On Sunday, she said it was unknown if only one goat or several were the subject of the reports.
And she didn't know if the billy goat that killed Boardman was the same goat that had intimidated other hikers for at least two years.
"We have had specific reports that we can specifically link to one individual goat," Maynes said.
"We also have reports of goats not moving off the trail or following people that are impossible to link to a particular goat."
Mountain goats were introduced during the 1920s, before Olympic National Park was established in 1938.
By the early 1980s, they had multiplied to more than 1,000 animals.
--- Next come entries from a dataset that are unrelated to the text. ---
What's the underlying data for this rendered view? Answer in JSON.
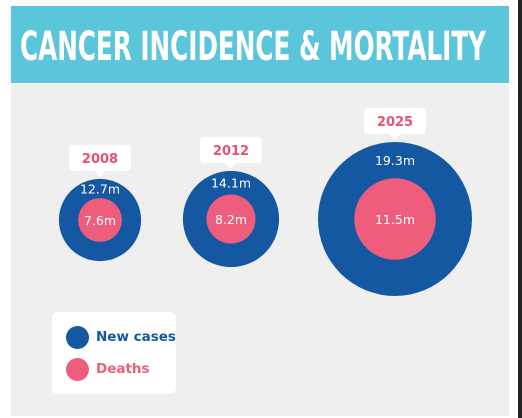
{
  "title": "CANCER INCIDENCE & MORTALITY",
  "colors": {
    "header": "#5bc6db",
    "panel": "#efefef",
    "new_cases": "#1558a2",
    "deaths": "#ef5d7c",
    "year_text": "#e8516f",
    "title_text": "#ffffff"
  },
  "legend": {
    "new_cases_label": "New cases",
    "deaths_label": "Deaths"
  },
  "chart_data": {
    "type": "bubble",
    "title": "CANCER INCIDENCE & MORTALITY",
    "categories": [
      "2008",
      "2012",
      "2025"
    ],
    "series": [
      {
        "name": "New cases",
        "values": [
          12.7,
          14.1,
          19.3
        ],
        "labels": [
          "12.7m",
          "14.1m",
          "19.3m"
        ]
      },
      {
        "name": "Deaths",
        "values": [
          7.6,
          8.2,
          11.5
        ],
        "labels": [
          "7.6m",
          "8.2m",
          "11.5m"
        ]
      }
    ],
    "unit": "m",
    "legend_position": "bottom-left"
  }
}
The park launched a live-capture operation during the late 1980s and lifted 407 goats out of the mountains via helicopter.
The animals were taken to the Cascade Range and other wilderness areas around the Northwest.
The federal Office of Aircraft Safety ruled the effort unsafe and shut it down in 1990.
Maynes said visitors are routinely warned, and several signs tell them to throw rocks at goats that appear to be aggressive.
"Keep your distance at least 100 feet away from any wildlife," Maynes said.
"Wild animals are unpredictable, and that is the most important message to get out to people.
"We tell people to be prepared to chase the goats away if they have shown more aggressive behaviors."
Visitors were encouraged to hurl rocks at the aggressive goat and the website Gawker is reporting that park rangers routinely shot the goat with bean bags, possibly causing it to become more aggressive.
She said that though animals can be unpredictable, the best information the park biologists have indicates that responding to the goats in an aggressive manner by yelling, chasing and throwing rocks can help scare them away.
In July, park officials issued a written statement warning visitors to stay at least 100 feet away from the Roosevelt elk in the Hoh Rain Forest area of the park because of some aggressive behavior.
Visitors are also routinely warned not to feed animals in the park as that can contribute to them becoming "habituated" or comfortable with humans.
When elk become habituated, they can become aggressive, the statement said.